Lorsque Cœur de Nuit s’approcha du monticule de pierre, un lézard s’enfuie par une brèche tandis qu’un papillon s’envola vers d’autres lieux. Le matou sauta souplement sur le rebord du puits en prenant garde de ne pas marcher sur des pierres branlantes. Cependant, il n’y avait aucun danger et il s’allongea sur la pierre chaude. Un ronronnement de bien-être monta de sa gorge et il savoura un instant cette délicieuse chaleur mêlé de la douce fraicheur du soir qui commençait à envelopper les lieux.
Subitement, un bruissement de feuilles lui fit dresser les oreilles et la légère brise lui apporta une odeur qu’il ne connaissait que trop : celle du clan du sang. Aussitôt il sauta à terre et se cacha dans un buisson à proximité. Non qu’il avait peur ou craignait son ennemi mais il préférait d’abord savoir à qui il avait affaire. Il ne souhaitait d’ailleurs pas retrouver un de ses anciens camarades, sa vie avait changé et il ne voulait plus parler du passé, hormis avec sa famille.

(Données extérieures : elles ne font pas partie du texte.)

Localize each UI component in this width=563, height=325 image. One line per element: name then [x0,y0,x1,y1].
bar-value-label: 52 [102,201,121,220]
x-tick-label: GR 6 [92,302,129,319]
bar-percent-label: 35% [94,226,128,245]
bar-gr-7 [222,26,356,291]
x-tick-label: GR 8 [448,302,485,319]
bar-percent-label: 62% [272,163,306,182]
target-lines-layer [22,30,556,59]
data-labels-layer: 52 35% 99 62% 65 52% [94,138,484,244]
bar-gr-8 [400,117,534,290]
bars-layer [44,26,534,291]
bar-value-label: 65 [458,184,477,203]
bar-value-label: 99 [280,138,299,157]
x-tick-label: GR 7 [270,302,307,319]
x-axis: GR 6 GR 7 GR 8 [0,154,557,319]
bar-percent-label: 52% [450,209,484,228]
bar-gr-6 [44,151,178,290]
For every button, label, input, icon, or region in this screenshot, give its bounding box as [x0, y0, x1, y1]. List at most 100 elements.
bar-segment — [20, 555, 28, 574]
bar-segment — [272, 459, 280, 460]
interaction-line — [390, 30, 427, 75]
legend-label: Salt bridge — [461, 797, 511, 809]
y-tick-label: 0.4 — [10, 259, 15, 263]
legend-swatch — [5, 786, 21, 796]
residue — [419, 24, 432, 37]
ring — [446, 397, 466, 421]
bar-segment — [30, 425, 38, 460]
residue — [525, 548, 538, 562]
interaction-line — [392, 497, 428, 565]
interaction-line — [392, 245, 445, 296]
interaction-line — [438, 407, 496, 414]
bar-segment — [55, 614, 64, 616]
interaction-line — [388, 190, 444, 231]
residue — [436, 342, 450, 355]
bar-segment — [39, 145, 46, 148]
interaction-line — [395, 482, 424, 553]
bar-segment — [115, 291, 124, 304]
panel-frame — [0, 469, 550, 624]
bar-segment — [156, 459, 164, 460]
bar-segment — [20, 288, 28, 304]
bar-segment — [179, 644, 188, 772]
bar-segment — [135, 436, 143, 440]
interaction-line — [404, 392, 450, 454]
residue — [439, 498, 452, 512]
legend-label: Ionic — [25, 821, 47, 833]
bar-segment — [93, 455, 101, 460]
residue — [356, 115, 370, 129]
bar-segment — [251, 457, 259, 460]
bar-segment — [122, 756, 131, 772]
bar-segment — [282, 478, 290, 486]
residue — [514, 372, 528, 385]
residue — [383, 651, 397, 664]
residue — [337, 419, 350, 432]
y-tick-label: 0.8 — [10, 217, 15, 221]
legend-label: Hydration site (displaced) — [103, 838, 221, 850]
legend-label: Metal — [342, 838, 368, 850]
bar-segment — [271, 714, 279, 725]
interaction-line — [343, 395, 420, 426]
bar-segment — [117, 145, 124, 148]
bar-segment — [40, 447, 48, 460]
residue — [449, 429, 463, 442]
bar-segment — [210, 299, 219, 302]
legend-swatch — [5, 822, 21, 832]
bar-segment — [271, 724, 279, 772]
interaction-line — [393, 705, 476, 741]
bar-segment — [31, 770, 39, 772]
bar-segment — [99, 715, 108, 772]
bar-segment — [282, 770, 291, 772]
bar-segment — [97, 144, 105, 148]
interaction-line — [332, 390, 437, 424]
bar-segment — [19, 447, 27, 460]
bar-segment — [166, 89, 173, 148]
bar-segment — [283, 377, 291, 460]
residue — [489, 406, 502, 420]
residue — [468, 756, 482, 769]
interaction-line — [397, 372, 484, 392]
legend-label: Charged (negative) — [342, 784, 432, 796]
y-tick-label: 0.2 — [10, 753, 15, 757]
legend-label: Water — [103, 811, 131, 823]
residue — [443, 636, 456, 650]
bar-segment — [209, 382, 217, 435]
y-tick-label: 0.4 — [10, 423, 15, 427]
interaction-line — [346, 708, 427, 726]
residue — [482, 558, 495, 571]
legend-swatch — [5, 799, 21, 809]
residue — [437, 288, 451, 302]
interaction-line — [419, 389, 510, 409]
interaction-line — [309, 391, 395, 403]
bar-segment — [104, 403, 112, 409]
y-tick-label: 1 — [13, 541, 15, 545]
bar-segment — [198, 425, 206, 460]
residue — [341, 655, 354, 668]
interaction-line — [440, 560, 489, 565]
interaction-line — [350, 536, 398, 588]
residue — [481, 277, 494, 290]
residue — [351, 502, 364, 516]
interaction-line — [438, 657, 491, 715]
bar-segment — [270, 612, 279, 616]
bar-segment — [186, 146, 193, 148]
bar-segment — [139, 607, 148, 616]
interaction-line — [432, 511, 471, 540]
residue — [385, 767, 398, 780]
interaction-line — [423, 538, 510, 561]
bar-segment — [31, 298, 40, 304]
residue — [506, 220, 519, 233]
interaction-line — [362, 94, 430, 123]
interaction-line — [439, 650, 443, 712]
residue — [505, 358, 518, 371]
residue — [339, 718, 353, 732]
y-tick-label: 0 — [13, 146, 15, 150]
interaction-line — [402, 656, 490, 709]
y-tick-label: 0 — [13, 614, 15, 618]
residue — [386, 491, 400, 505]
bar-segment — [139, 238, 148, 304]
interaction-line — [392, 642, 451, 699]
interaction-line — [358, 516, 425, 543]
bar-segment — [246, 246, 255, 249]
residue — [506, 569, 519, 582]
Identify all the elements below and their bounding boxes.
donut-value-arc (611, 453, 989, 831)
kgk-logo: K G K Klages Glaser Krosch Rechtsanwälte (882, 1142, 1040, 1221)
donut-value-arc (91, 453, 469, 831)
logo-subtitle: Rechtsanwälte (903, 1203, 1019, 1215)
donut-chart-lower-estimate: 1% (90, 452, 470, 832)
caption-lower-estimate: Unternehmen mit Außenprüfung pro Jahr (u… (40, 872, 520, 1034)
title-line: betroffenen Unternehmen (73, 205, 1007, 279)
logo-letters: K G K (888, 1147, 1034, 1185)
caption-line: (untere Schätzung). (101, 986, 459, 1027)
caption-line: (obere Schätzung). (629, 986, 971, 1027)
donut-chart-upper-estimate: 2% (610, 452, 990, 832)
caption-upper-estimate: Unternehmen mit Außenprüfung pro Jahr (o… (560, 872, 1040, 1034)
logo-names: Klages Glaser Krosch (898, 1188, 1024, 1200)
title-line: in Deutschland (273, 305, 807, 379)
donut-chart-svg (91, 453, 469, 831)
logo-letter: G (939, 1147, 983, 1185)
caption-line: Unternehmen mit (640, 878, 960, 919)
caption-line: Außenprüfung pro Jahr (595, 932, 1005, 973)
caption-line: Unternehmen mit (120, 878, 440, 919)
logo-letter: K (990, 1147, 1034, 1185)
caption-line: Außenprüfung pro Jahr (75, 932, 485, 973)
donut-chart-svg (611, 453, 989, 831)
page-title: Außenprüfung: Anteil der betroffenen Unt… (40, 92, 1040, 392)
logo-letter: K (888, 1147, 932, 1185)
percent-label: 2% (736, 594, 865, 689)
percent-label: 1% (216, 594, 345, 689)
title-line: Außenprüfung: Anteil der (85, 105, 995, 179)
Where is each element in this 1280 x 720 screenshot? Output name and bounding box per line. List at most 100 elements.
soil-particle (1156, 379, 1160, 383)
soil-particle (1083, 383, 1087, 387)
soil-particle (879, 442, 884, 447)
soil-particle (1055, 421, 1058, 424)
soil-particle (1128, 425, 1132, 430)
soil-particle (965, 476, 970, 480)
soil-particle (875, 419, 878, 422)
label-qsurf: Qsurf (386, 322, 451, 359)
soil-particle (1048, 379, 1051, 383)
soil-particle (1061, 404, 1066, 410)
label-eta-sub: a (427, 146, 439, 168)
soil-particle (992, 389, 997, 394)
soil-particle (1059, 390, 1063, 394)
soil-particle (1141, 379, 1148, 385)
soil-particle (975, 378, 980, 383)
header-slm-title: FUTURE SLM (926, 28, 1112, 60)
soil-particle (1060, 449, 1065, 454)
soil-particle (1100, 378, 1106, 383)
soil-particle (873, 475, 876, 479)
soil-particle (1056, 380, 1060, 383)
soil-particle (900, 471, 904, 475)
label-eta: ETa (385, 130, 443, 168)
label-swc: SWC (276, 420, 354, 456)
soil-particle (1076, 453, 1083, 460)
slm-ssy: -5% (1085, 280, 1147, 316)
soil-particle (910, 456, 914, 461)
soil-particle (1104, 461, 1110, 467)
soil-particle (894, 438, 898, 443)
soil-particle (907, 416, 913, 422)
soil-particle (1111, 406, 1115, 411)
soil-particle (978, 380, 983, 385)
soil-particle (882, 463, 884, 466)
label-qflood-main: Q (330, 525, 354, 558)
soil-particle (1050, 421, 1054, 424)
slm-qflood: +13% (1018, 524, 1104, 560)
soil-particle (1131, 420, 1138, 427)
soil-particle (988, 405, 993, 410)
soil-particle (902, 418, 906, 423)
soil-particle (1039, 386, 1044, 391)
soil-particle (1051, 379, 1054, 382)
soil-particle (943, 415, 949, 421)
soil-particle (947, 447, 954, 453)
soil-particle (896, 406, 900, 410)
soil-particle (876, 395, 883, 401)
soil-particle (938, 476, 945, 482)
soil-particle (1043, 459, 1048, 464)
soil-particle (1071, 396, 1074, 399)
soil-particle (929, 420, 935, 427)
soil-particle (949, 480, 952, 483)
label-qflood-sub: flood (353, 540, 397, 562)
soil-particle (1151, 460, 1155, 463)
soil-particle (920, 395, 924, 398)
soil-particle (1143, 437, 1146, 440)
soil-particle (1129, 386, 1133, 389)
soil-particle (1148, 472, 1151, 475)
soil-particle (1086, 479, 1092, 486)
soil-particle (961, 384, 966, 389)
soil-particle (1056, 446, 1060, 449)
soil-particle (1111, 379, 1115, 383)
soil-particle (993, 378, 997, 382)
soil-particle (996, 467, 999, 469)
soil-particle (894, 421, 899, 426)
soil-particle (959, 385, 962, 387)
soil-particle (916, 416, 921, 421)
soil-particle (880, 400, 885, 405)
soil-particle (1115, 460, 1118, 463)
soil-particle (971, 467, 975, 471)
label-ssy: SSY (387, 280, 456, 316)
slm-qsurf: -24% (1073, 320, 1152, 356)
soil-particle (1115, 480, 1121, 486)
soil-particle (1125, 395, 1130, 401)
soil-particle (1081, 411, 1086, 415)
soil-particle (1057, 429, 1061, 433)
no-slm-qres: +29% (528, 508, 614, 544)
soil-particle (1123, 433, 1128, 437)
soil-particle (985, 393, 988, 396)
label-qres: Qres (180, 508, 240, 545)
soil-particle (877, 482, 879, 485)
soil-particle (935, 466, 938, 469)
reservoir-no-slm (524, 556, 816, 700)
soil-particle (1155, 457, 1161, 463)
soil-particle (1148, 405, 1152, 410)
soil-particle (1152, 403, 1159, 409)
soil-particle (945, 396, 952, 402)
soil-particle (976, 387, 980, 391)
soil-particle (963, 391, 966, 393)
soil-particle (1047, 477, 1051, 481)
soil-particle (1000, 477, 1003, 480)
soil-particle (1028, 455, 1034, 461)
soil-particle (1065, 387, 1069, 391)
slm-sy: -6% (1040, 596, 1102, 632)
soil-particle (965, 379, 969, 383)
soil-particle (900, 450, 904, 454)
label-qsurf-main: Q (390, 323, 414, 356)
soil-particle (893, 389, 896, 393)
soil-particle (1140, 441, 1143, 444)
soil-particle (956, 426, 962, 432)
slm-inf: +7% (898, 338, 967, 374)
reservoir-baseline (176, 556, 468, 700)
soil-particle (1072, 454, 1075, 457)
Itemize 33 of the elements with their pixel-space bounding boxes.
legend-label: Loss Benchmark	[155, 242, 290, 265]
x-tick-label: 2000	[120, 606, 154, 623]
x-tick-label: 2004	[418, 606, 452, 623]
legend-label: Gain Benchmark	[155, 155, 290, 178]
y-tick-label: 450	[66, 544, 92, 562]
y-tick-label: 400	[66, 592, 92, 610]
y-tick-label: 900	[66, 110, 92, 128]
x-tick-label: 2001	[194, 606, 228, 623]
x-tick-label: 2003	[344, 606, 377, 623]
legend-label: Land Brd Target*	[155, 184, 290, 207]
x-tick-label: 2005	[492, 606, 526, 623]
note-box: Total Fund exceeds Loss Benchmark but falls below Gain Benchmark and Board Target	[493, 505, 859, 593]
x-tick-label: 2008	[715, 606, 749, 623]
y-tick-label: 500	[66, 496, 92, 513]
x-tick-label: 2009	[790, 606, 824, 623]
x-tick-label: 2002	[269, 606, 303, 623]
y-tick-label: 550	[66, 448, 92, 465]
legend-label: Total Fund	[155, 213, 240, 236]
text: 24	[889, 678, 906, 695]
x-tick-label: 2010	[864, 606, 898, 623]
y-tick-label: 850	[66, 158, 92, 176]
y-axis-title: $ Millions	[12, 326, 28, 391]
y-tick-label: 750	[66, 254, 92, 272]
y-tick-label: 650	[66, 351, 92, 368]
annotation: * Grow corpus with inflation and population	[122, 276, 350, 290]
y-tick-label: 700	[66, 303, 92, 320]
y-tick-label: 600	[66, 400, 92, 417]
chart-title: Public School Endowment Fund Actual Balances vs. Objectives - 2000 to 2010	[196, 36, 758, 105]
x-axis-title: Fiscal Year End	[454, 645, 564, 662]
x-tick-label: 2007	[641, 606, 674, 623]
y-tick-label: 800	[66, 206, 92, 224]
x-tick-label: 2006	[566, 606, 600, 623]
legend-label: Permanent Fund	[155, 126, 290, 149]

Soudain, un parfum vint lui chatouiller les narines, qu’il connaissait mieux que tous, une douce odeur qui l’avait tant soutenu. Rassuré et heureux, il sortit de sa cachette et miaula :
-Murmure de la Lune ?
Près du puits s’avança alors une jeune chatte blanche et grise, aux poils soyeux et aux yeux métalliques. Cœur de Nuit la fixa : elle n’avait pas changée. Au tant où il vivait dans le clan du sang, cette féline belle et farouche l’avait toujours attiré. Il savait qu’il l’aimait et lorsqu’il avait quitté le clan, son cœur n’avait regretté qu’elle, n’avait voulu rester un moment que pour elle. A elle seule il s’était confié pour lui avouer son départ. Mais maintenant il ne savait ce qu’elle pensait de lui, si elle l’aimerait toujours, ou si au contraire elle le rejetterai. Lui en voulait-elle pour son départ ? Savait-elle qu’il appartenait désormais au clan de la Foudre ? Toutes ces questions sans réponses restèrent au fond de sa gorge tandis qu’il attendait la réaction de Murmure de la Lune.